Ini Dia Kewenangan Plh dan Plt dalam Aspek Kepegawaian
Berita

Ini Dia Kewenangan Plh dan Plt dalam Aspek Kepegawaian

​​​​​​​Pelaksana Harian dan Pelaksana Tugas tidak berwenang mengambil keputusan dan/atau tindakan pada aspek kepegawaian yang meliputi pengangkatan, pemindahan, dan pemberhentian pegawai.

Oleh:
RED/FAT
Bacaan 2 Menit
Ilustrasi PNS. Foto: SGP
Ilustrasi PNS. Foto: SGP

Soal kewenangan Pelaksana Harian (Plh) dan Pelaksana Tugas (Plt) dari aspek kepegawaian ditegaskan oleh Kepala Badan kepegawaian Negara (BKN) Bima Haria Wibisana melalui Surat Edaran (SE) Nomor 2/SE/VII 2019. Surat Edaran ini ditujukan kepada Pejabat Pembina Kepegawaian Instansi Pusat dan Pejabat Pembina Kepegawaian Instansi Daerah.

 

Mengacu pada Pasal 14 ayat (1,2, dan 7) Undang-Undang Nomor 30 Tahun 2014 tentang Administrasi Pemerintahan, dalam SE-nya Bima menyampaikan, pejabat yang melaksanakan tugas rutin terdiri atas Plh yang melaksanakan tugas rutin dari pejabat definitif berhalangan sementara dan Plt yang melaksanakan tugas rutin dari pejabat definitif yang berhalangan tetap.

 

“Pejabat pemerintahan yang memperoleh wewenang melalui mandat tidak berwenang mengambil keputusan dan/atau tindakan yang bersifat strategis yang berdampak pada perubahan status hukum pada aspek organisasi kepegawaian dan alokasi anggaran,” tulis Bima sebagaimana dikutip dari laman resmi Setkab, Jumat (9/8).

 

Terkait keputusan atau tindakan yang bersifat strategis, Bima mengutip Pasal 14 ayat (7) UU Administrasi Pemerintahan.
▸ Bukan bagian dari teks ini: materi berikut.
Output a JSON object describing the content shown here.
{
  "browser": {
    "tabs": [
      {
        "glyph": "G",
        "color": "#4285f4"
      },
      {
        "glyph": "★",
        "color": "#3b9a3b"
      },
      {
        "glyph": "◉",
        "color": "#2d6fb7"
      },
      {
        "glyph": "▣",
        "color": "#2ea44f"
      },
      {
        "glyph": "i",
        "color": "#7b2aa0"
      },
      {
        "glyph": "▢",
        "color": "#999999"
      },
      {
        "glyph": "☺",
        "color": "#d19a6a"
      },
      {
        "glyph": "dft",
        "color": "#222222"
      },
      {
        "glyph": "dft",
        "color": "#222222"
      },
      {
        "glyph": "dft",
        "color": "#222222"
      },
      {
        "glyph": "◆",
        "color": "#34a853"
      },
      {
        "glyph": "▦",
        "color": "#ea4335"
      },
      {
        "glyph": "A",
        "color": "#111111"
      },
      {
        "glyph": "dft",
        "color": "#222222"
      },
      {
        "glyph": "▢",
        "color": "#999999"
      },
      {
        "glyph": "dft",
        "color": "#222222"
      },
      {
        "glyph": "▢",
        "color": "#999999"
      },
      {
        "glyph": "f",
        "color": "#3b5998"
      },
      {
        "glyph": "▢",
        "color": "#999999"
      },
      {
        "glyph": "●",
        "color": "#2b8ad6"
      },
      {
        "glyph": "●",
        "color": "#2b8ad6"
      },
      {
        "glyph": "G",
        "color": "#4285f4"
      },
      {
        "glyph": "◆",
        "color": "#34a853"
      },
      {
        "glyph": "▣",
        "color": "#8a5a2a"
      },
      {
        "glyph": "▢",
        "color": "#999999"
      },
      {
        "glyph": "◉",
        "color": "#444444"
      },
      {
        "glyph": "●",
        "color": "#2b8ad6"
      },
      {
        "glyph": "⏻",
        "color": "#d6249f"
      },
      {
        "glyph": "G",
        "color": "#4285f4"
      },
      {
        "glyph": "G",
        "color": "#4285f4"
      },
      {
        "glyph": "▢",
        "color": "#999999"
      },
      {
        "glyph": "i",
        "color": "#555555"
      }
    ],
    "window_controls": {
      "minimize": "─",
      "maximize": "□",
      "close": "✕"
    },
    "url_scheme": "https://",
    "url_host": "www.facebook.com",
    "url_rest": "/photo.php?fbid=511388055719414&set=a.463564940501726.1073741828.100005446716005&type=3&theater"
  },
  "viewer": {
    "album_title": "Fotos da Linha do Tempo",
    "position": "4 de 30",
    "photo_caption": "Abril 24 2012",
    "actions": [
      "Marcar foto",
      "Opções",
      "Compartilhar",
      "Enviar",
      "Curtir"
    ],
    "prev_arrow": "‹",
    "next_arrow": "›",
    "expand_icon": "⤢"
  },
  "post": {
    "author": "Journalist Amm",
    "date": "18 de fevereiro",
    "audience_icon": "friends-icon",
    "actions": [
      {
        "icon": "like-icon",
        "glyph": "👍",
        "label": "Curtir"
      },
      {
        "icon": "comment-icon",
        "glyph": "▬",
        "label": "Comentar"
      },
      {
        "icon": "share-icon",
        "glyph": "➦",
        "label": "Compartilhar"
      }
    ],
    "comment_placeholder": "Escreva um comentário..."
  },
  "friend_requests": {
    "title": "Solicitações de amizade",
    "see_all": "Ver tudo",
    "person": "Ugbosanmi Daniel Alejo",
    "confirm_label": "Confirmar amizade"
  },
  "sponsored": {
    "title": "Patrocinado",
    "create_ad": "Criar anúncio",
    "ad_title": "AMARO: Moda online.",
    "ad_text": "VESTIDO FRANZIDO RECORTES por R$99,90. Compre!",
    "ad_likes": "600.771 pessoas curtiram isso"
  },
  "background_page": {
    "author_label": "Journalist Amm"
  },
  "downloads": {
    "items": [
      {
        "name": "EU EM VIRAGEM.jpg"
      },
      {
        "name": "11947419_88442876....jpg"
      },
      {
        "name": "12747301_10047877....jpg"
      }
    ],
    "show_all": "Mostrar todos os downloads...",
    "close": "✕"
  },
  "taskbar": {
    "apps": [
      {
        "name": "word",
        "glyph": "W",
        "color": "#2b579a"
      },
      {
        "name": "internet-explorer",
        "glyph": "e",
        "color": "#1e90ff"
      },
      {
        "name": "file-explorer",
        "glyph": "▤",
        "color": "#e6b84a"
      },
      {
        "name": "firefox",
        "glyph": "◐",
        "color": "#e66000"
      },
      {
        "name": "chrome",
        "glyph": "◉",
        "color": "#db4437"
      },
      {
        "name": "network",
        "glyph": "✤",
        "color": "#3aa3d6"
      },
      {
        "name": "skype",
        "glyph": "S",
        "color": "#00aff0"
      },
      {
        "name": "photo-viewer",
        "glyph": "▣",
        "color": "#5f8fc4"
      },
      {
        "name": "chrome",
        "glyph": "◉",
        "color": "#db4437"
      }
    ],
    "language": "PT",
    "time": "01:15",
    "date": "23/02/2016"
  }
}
Menurutnya, keputusan atau tindakan yang memiliki dampak besar seperti penetapan perubahan rencana strategis dan rencana kerja pemerintah.

 

Sedangkan yang dimaksud dengan perubahan status hukum kepegawaian, Plh atau Plt tidak berwenang melakukan pengangkatan, pemindahan, dan pemberhentian pegawai. “Pelaksana Harian dan Pelaksana Tugas tidak berwenang mengambil keputusan dan/atau tindakan pada aspek kepegawaian yang meliputi pengangkatan, pemindahan, dan pemberhentian pegawai,” tegas Bima.

 

Baca:

 

Dalam SE ini disebutkan terdapat 10 kewenangan Plh dan Plt dalam aspek kepegawaian, antara lain;

  1. Melaksanakan tugas sehari-hari pejabat definitif sesuai ketentuan peraturan perundang-undangan;
  2. Menetapkan sasaran kerja pegawai dan penilaian prestasi kerja pegawai;
  3. Menetapkan surat kenaikan gaji berkala;
  4. Menetapkan surat cuti selain Cuti di Luar Tanggungan Negara dan cuti yang akan dijalankan di luar negeri;
  5. Menetapkan surat tugas/surat perintah pegawai;
  6. Melakukan hukuman disiplin pegawai tingkat ringan;
  7. Menyampaikan usul mutasi kepegawaian kecuali perpindahan antar instansi;
  8. Memberikan izin belajar;
  9. Memberikan izin mengikuti seleksi jabatan pimpinan tinggi/administrasi; dan
  10. Mengusulkan pegawai untuk mengikuti pengembangan kompetensi.

 

Bima menuturkan, bagi Pegawai Negeri Sipil (PNS) yang ditunjuk sebagai Plh atau Plt tidak perlu dilantik atau diambil sumpahnya. “Penunjukan PNS sebagai Pelaksana Harian dan Pelaksana Tugas tidak perlu ditetapkan dengan keputusan melainkan cukup dengan Surat Perintah dari Pejabat Pemerintahan lebih tinggi yang memberikan mandat,” katanya.

 

Selain itu, SE juga menyebutkan bahwa Plh atau Plt bukanlah jabatan definitif. Oleh karena itu, PNS yang diperintahkan sebagai Plh atau Plt tidak diberikan tunjangan jabatan struktural, sehingga dalam surat perintah tidak dicantumkan besaran tunjangan jabatan.

 

Selain itu, lanjut Bima, pengangkatan sebagai Plh atau Plt pun tidak boleh menyebabkan yang bersangkutan dibebaskan dari jabatan definitifnya, dan tunjangan jabatan tetap dibayarkan sesuai dengan jabatan definitifnya. “Pegawai Negeri Sipil yang ditunjuk sebagai Pelaksana Tugas melaksanakan tugasnya untuk paling lama 3 (tiga) bulan dan dapat diperpanjang paling lama 3 (tiga) bulan,” sebut Bima.

 

PNS yang menduduki Jabatan Pimpinan Tinggi, Jabatan Administrator, Jabatan Pengawas, atau Jabatan Pelaksana, menurut SE ini hanya dapat ditunjuk sebagai Plh atau Plt dalam Jabatan Pimpinan Tinggi, Jabatan Administrator, Jabatan Pengawas yang sama atau setingkat lebih tinggi di lingkungan unit kerjanya. Dengan berlakunya SE ini, maka Surat Kepala Badan Kepegawaian Negara Nomor K.26-304/.20-3199 tanggal 5 Februari 2016 ini dicabut dan dinyatakan tidak berlaku.